After successfully landing U.S. Airway Flight 1549 on the Hudson River, saving all 155 lives on board, captain Chesley “Sully” Sullenberger is deemed a hero by the news and everyone around him, but soon, a new investigation forces Sully to put his job, family, and reputation on the line.
The 2016 Oscar season continues to soar with Clint Eastwood’s Sully, based on the famous and heroic Hudson River landing January 15, 2009. Tom Hanks is no less than I expected from him as the heroic pilot and protagonist of the film. Don’t expect that single show-stealing scenes you get from most Oscar-hopeful/nominated performances, but Hanks becomes Sully throughout the film and watching him in this movie was nothing like watching an actor recite lines in front of a camera. One of the reasons Hanks is my favorite actor currently working in Hollywood is that he never needs to “overact” in order to deliver a great performance. He exaggerates his the way the script tells him to feel, instead you are able to understand his emotions with the smallest expressions from Hanks. Aaron Eckhart also delivers an impressive performance as Sully’s co-pilot Jeff Skiles, delivering a great personality and some humor as well. This movie is also very prestigious from a technical standpoint. The editing is marvelous and the cinematography is quite remarkable, especially in the plane-landing sequence that had me on the very edge of my seat, even though we all know the outcome.
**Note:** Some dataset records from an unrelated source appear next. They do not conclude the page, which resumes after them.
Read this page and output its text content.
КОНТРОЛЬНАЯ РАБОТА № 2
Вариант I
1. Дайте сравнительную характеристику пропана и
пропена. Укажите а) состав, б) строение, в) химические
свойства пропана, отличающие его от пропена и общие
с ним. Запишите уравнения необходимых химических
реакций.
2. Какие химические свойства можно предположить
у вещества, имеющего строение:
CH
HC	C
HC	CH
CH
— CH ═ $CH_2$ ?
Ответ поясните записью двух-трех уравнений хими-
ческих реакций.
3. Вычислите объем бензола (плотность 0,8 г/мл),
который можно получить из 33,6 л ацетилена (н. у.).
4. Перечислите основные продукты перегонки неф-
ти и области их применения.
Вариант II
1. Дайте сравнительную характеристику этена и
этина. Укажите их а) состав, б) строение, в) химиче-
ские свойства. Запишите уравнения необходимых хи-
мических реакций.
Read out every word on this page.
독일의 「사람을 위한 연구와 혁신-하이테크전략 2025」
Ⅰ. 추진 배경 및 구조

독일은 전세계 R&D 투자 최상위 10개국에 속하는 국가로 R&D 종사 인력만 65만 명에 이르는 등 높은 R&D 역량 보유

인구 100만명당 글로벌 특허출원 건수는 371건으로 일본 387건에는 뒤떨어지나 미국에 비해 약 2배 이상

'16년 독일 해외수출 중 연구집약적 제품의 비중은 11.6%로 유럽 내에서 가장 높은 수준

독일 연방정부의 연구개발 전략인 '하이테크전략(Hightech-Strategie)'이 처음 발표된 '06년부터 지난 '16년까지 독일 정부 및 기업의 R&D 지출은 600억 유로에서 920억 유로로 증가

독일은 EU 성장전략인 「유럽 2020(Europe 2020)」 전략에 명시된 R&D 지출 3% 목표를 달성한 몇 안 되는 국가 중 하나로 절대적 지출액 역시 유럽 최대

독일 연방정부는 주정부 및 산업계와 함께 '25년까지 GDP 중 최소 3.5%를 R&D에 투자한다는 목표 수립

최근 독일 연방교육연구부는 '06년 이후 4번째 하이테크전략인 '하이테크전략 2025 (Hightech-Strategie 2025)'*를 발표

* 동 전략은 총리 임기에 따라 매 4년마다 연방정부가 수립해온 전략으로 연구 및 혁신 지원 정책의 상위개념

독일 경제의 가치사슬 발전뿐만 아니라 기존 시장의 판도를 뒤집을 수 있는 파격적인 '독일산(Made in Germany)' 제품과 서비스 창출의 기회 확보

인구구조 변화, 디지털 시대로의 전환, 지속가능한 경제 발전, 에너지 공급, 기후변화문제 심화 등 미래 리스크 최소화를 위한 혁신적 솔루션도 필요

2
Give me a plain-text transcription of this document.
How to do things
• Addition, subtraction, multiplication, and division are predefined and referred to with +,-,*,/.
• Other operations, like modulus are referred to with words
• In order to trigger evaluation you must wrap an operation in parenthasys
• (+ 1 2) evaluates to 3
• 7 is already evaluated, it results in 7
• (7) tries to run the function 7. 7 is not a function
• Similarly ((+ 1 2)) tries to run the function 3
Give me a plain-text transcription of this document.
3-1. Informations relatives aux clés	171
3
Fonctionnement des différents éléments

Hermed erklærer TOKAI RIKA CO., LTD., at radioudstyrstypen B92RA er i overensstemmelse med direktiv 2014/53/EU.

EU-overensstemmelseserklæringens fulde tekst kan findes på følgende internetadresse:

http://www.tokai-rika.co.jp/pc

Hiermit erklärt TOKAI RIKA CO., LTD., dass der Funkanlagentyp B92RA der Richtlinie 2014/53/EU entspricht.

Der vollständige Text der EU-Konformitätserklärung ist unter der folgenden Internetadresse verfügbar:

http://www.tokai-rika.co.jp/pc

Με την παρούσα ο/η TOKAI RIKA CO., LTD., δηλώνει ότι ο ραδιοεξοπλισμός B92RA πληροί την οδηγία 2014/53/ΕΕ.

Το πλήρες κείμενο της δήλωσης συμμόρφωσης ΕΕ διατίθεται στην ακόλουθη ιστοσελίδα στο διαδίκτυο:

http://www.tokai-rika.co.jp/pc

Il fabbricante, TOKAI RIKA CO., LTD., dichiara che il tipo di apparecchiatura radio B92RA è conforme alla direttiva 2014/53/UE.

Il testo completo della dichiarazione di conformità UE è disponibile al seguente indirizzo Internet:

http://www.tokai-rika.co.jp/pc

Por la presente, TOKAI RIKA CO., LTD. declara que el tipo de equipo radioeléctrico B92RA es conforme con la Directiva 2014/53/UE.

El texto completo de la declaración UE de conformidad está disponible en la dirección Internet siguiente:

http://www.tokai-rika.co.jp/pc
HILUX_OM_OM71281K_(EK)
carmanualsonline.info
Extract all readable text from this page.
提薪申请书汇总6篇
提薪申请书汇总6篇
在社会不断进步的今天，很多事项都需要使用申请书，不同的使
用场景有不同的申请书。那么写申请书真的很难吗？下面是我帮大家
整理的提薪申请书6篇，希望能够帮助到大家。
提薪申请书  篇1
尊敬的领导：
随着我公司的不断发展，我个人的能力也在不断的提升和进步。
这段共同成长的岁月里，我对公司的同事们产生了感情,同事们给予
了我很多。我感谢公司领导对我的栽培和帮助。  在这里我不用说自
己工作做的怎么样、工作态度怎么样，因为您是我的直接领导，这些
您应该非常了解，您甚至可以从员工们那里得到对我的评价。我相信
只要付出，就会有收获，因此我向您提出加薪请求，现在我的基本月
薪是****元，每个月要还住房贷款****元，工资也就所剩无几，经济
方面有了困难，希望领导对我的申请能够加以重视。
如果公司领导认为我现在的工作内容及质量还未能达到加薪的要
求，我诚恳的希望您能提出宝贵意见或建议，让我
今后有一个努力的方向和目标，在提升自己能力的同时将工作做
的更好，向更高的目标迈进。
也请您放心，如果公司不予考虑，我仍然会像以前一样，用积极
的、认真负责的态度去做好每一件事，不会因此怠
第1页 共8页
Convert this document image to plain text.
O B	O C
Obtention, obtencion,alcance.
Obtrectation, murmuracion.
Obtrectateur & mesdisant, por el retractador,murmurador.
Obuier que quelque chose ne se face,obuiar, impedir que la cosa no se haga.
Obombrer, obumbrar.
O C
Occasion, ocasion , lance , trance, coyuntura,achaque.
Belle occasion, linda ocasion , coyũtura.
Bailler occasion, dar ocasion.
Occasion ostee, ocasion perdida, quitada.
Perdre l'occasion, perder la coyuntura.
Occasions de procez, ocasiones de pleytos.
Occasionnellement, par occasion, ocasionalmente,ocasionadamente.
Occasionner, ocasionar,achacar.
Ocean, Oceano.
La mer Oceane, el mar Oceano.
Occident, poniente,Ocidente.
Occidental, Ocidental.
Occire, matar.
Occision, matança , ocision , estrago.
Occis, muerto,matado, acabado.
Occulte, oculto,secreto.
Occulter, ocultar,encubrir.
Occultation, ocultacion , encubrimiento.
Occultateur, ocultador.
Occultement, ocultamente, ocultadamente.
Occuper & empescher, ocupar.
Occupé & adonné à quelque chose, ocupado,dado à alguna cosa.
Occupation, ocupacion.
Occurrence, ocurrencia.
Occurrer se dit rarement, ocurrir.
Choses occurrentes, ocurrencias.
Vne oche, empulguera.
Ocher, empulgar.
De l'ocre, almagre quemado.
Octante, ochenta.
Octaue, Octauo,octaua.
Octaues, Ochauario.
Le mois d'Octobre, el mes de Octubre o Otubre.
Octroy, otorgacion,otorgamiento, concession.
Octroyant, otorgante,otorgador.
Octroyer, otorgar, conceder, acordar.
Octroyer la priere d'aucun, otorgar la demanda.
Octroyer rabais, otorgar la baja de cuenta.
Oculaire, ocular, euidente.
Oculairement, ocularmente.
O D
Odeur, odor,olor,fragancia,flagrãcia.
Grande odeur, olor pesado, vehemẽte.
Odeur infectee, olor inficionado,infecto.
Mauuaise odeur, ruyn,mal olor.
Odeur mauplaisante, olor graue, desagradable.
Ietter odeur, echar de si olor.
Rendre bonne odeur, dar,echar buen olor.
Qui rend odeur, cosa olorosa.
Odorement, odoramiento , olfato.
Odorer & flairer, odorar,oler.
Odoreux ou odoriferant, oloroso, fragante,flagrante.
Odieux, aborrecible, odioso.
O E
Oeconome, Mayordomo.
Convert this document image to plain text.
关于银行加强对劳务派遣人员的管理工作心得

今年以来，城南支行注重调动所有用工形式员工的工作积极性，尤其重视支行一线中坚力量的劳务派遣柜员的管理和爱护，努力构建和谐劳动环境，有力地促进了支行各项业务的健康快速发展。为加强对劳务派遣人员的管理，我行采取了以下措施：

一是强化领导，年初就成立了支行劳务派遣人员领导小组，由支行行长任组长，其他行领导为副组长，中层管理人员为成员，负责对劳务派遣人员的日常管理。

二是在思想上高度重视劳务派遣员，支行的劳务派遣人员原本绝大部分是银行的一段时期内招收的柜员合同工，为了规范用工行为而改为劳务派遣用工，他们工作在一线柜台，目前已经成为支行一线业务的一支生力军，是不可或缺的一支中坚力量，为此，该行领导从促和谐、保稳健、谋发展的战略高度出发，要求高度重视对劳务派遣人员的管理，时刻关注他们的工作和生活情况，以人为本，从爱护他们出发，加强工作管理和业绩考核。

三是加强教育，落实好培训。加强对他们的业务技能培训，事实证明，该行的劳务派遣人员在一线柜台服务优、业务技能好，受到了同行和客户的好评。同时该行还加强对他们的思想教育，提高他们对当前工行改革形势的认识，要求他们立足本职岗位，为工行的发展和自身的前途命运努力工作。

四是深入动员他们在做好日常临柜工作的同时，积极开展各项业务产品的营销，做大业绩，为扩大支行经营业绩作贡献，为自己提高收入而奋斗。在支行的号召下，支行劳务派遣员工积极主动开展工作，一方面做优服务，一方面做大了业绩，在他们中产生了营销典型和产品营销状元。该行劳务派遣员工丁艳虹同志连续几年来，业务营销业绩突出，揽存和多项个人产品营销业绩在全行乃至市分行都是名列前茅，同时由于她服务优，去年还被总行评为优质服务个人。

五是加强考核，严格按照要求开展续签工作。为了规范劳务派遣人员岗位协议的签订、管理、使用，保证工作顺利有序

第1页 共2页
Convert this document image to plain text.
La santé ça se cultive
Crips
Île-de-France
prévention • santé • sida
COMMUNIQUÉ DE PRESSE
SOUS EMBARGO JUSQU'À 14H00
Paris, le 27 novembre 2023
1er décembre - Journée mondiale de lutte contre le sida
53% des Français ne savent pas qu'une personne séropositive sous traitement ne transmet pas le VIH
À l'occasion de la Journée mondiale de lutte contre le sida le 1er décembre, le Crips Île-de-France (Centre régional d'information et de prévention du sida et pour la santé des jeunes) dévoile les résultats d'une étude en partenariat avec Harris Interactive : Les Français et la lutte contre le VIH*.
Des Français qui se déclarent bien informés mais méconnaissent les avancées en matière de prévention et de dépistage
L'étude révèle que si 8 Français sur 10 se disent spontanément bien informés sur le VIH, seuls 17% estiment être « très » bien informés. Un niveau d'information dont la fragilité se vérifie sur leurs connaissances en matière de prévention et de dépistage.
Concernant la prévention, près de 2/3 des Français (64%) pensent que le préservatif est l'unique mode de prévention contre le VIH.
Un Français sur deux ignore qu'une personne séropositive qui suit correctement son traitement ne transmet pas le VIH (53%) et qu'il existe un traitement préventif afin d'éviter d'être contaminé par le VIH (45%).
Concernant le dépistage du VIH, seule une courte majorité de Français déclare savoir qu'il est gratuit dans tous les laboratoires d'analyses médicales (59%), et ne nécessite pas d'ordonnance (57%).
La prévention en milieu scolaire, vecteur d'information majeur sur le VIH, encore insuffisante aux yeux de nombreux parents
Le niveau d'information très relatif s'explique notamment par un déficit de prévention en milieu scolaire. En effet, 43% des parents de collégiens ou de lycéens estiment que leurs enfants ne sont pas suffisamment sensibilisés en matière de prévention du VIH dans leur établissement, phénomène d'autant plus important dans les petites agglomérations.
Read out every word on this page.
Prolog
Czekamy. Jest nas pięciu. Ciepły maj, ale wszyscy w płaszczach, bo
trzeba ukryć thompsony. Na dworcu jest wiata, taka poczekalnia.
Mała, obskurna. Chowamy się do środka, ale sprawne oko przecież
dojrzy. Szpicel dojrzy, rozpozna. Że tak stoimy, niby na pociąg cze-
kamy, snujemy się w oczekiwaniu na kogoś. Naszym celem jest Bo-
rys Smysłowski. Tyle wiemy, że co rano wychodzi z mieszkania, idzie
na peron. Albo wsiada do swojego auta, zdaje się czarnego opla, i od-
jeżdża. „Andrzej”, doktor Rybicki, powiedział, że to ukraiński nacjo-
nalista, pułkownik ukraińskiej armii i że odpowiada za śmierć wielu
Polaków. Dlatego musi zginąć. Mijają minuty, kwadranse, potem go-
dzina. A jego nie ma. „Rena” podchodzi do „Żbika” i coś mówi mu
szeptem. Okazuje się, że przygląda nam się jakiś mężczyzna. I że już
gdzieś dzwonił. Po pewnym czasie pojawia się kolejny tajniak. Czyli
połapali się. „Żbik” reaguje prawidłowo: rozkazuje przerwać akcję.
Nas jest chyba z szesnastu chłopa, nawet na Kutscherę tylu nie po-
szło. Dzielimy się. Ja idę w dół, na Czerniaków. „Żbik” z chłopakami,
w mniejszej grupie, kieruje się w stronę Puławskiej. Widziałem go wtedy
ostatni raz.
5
Eastwood directs and constructs the sequence to make the audience feel as if they are on the flight and really experiencing the scene, without needing to use loud sound effects and excessive use of cuts. The rest of the scenes are also directed so well that for a while, it’s even hard to believe that it all actually happened. Whenever a scene ends triumphantly, most films will have people cheering and clapping to indicate that something great has happened. Instead, the way Sully would bring you a scene like this is by having you listen to the exchange of dialogue, and ending the scene afterwards. Sully never exaggerates but is still so powerful with storytelling and emotion. This movie is not only a celebration of the miraculous event that occurred on the Hudson 7 years ago, but a celebration of human nature and how selfless and great us humans can be.
Tensely shot, incredibly acted, and magnificently directed, Sully is easily one of the greatest films this year, with Tom Hanks marvelously portraying a heroic pilot that the film proudly honors, and Eastwood directing a true story to its true potential. Don’t have anything else to do? Go watch Sully.